Valerian S. Edelman was born in 1940. He received the degree from Moscow Physical and Technical Institute, Moscow, Russia, in 1963. He defended the Ph.D. degree in 1968 and the Doctor of Sciences (Habilitation) degree in 1975. Since 1963, he has been with the staff of P. Kapitza Institute for Physical Problems of the Russian Academy of Sciences, Moscow, Russia. The main fields of scientific activity are low-temperature physics, electronic properties of metals and 2-D systems, scanning tunneling microscopy and spectroscopy, and low temperature detectors. Since 1990, Dr.
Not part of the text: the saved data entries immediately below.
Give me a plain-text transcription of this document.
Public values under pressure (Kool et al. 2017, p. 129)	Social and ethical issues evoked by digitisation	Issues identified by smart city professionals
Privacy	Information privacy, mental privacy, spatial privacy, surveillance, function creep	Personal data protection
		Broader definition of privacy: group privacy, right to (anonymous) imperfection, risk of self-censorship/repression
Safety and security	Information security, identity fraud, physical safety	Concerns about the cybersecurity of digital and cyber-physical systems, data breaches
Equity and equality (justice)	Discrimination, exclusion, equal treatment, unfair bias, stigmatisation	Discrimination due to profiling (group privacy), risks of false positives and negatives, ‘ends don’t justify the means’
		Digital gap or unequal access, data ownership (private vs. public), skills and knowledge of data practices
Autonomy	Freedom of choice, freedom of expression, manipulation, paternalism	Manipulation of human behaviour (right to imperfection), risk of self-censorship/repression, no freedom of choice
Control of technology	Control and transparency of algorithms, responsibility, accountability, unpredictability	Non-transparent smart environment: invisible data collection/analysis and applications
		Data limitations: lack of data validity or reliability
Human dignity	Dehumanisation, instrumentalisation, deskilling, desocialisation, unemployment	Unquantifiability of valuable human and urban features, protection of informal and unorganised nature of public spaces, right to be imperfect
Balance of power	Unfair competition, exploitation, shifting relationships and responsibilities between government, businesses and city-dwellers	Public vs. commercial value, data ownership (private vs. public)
Edelman has been the Editor in Chief of the journal "Instruments and Experimental Techniques."

Sumedh Mahashabde was born in India in 1985. He received the B.E degree in instrumentation engineering from Mumbai University, Mumbai, India, in 2007, and the M.Sc. in microtechnology from Chalmers University of Technology, Gothenburg, Sweden, in 2010. He is currently working toward the Ph.D. degree in physics from Chalmers University. His research interests include terahertz bolometers, superconducting tunnel junctions, and Graphene.

Leonid S. Kuzmin was born in Moscow, Russia, in 1946. He received the Ph.D. degree in physics (Degree of Candidate of Science in Physics and Mathematics) from Moscow State University, Moscow, Russia, in 1977, with the thesis topic "Nondegenerate single-frequency parametric amplification using Josephson junctions with self-pumping" defended in 1997 and "Correlated Tunneling of Electrons and Cooper Pairs in Ultrasmall Tunnel Junctions." In 2000, he was a Docent with Chalmers/GЖteborg University, Gothenburg, Sweden. Since 2009, he has been a Professor with Chalmers University of Technology, Gothenburg, Sweden. He is the Chairman of 13 international workshops and three international schools for young scientists with a general title "From Andreev Reflection to the Earliest Universe." He has authored more than 200 publications (including 114 in referred journals; citation index: 1305, h-index: 19, average citations per item: 11.45).